Know your enemy |
You’d think caravanners would squirm with embarrassment and guilt at the enormous traffic tailbacks they cause, humbly move aside to let normal road-users pass. But no: every year they appear, torturing us with their snail-like progress.
To tow a caravan, training is not required. You just hitch up your little tin home and lurch off down the road, swaying like a cobra. Caravanners’ towing cars are often dreadful, unsuitably small or old, while the vans have bizarre brand-names: ‘Speedbird’, ‘Carefree’ and stretching things to breaking-point, ‘Popular’.

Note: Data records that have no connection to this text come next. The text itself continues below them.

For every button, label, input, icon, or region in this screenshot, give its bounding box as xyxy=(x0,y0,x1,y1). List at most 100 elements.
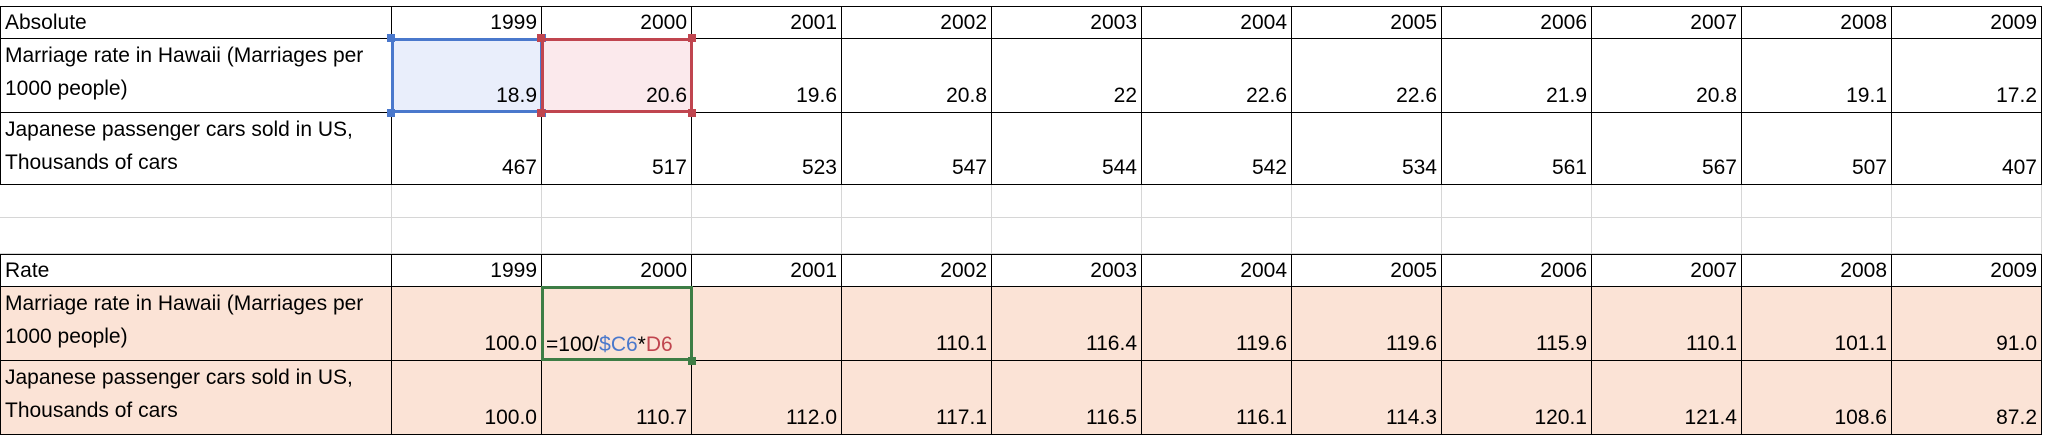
value-cell[interactable]: 100.0 xyxy=(392,361,542,435)
year-header[interactable]: 2008 xyxy=(1742,254,1892,287)
value-cell[interactable]: 22 xyxy=(992,39,1142,113)
value-cell[interactable]: 523 xyxy=(692,113,842,185)
selection-handle[interactable] xyxy=(537,109,545,117)
empty-cell[interactable] xyxy=(1592,218,1742,254)
value-cell[interactable]: 117.1 xyxy=(842,361,992,435)
empty-cell[interactable] xyxy=(392,185,542,218)
year-header[interactable]: 2009 xyxy=(1892,254,2042,287)
value-cell[interactable]: 116.1 xyxy=(1142,361,1292,435)
year-header[interactable]: 2005 xyxy=(1292,6,1442,39)
value-cell[interactable]: 20.8 xyxy=(842,39,992,113)
empty-cell[interactable] xyxy=(1292,185,1442,218)
empty-cell[interactable] xyxy=(1142,185,1292,218)
value-cell[interactable] xyxy=(692,287,842,361)
year-header[interactable]: 1999 xyxy=(392,254,542,287)
value-cell[interactable]: 115.9 xyxy=(1442,287,1592,361)
value-cell[interactable]: 22.6 xyxy=(1292,39,1442,113)
empty-cell[interactable] xyxy=(1442,185,1592,218)
empty-cell[interactable] xyxy=(992,185,1142,218)
value-cell[interactable]: 100.0 xyxy=(392,287,542,361)
empty-cell[interactable] xyxy=(1142,218,1292,254)
selection-handle[interactable] xyxy=(688,357,696,365)
value-cell[interactable]: 19.1 xyxy=(1742,39,1892,113)
empty-cell[interactable] xyxy=(1592,185,1742,218)
value-cell[interactable]: 542 xyxy=(1142,113,1292,185)
value-cell[interactable]: 91.0 xyxy=(1892,287,2042,361)
year-header[interactable]: 2003 xyxy=(992,254,1142,287)
year-header[interactable]: 2006 xyxy=(1442,6,1592,39)
selection-handle[interactable] xyxy=(387,34,395,42)
value-cell[interactable]: 544 xyxy=(992,113,1142,185)
empty-cell[interactable] xyxy=(992,218,1142,254)
selection-handle[interactable] xyxy=(688,34,696,42)
selection-handle[interactable] xyxy=(688,109,696,117)
value-cell[interactable]: 119.6 xyxy=(1142,287,1292,361)
year-header[interactable]: 2003 xyxy=(992,6,1142,39)
empty-cell[interactable] xyxy=(0,218,392,254)
value-cell[interactable]: 567 xyxy=(1592,113,1742,185)
row-label[interactable]: Japanese passenger cars sold in US, Thou… xyxy=(0,361,392,435)
value-cell[interactable]: 110.7 xyxy=(542,361,692,435)
year-header[interactable]: 2002 xyxy=(842,6,992,39)
empty-cell[interactable] xyxy=(1742,185,1892,218)
value-cell[interactable]: 561 xyxy=(1442,113,1592,185)
empty-cell[interactable] xyxy=(842,185,992,218)
year-header[interactable]: 2006 xyxy=(1442,254,1592,287)
value-cell[interactable]: 18.9 xyxy=(392,39,542,113)
year-header[interactable]: 2001 xyxy=(692,254,842,287)
value-cell[interactable]: 108.6 xyxy=(1742,361,1892,435)
value-cell[interactable]: 116.4 xyxy=(992,287,1142,361)
row-label[interactable]: Japanese passenger cars sold in US, Thou… xyxy=(0,113,392,185)
empty-cell[interactable] xyxy=(542,185,692,218)
value-cell[interactable]: 547 xyxy=(842,113,992,185)
value-cell[interactable]: 22.6 xyxy=(1142,39,1292,113)
value-cell[interactable]: 507 xyxy=(1742,113,1892,185)
year-header[interactable]: 2007 xyxy=(1592,6,1742,39)
year-header[interactable]: 2000 xyxy=(542,254,692,287)
table-header[interactable]: Absolute xyxy=(0,6,392,39)
row-label[interactable]: Marriage rate in Hawaii (Marriages per 1… xyxy=(0,39,392,113)
year-header[interactable]: 1999 xyxy=(392,6,542,39)
year-header[interactable]: 2005 xyxy=(1292,254,1442,287)
value-cell[interactable]: 17.2 xyxy=(1892,39,2042,113)
value-cell[interactable]: 110.1 xyxy=(842,287,992,361)
empty-cell[interactable] xyxy=(1742,218,1892,254)
empty-cell[interactable] xyxy=(1292,218,1442,254)
empty-cell[interactable] xyxy=(692,218,842,254)
empty-cell[interactable] xyxy=(542,218,692,254)
value-cell[interactable]: 21.9 xyxy=(1442,39,1592,113)
selection-handle[interactable] xyxy=(387,109,395,117)
year-header[interactable]: 2007 xyxy=(1592,254,1742,287)
year-header[interactable]: 2008 xyxy=(1742,6,1892,39)
year-header[interactable]: 2004 xyxy=(1142,254,1292,287)
year-header[interactable]: 2000 xyxy=(542,6,692,39)
value-cell[interactable]: 19.6 xyxy=(692,39,842,113)
row-label[interactable]: Marriage rate in Hawaii (Marriages per 1… xyxy=(0,287,392,361)
formula-text[interactable]: =100/$C6 * D6 xyxy=(542,287,842,361)
value-cell[interactable]: 119.6 xyxy=(1292,287,1442,361)
value-cell[interactable]: 467 xyxy=(392,113,542,185)
empty-cell[interactable] xyxy=(692,185,842,218)
value-cell[interactable]: 116.5 xyxy=(992,361,1142,435)
value-cell[interactable]: 87.2 xyxy=(1892,361,2042,435)
year-header[interactable]: 2001 xyxy=(692,6,842,39)
value-cell[interactable]: 517 xyxy=(542,113,692,185)
empty-cell[interactable] xyxy=(0,185,392,218)
value-cell[interactable]: 20.6 xyxy=(542,39,692,113)
value-cell[interactable]: 407 xyxy=(1892,113,2042,185)
value-cell[interactable]: 534 xyxy=(1292,113,1442,185)
empty-cell[interactable] xyxy=(392,218,542,254)
empty-cell[interactable] xyxy=(842,218,992,254)
year-header[interactable]: 2002 xyxy=(842,254,992,287)
value-cell[interactable]: 112.0 xyxy=(692,361,842,435)
table-header[interactable]: Rate xyxy=(0,254,392,287)
value-cell[interactable]: 110.1 xyxy=(1592,287,1742,361)
value-cell[interactable]: 101.1 xyxy=(1742,287,1892,361)
year-header[interactable]: 2004 xyxy=(1142,6,1292,39)
selection-handle[interactable] xyxy=(537,34,545,42)
empty-cell[interactable] xyxy=(1442,218,1592,254)
value-cell[interactable]: 120.1 xyxy=(1442,361,1592,435)
empty-cell[interactable] xyxy=(1892,185,2042,218)
empty-cell[interactable] xyxy=(1892,218,2042,254)
value-cell[interactable]: 114.3 xyxy=(1292,361,1442,435)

What sort of people are caravanners? Stony-faced old gits whose driving is best described as cautious; they can’t read maps and sat-navs are modern rubbish, so everywhere they dither. At all times they glare straight ahead, never use their mirrors and hog the middle lane. Or else it’s poor fat families of sweaties, crushed into grimy estates; if only the parents had tried harder at school, today they could afford a holiday ‘abroad’.

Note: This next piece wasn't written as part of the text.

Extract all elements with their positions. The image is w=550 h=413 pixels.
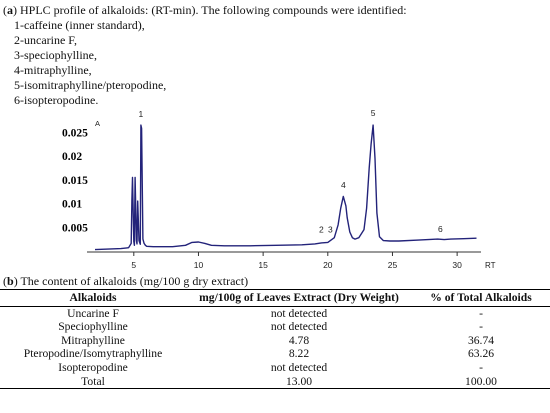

I'll just put the kettle on |
I don’t like Top Gear, a TV programme, but it has the right idea with caravans. Every week, new ways are shown of ridiculing caravanners and destroying their ‘homes-on-wheels’. Normal people who all detest caravans can watch appreciatively as ‘emmet-bins’ are dropped from great heights onto concrete, or thrown in the sea.
Caravanning: it’s like a tow-along house, except it’s shit. Come on caravanners, why not give it up and take a decent holiday? Give us all a break.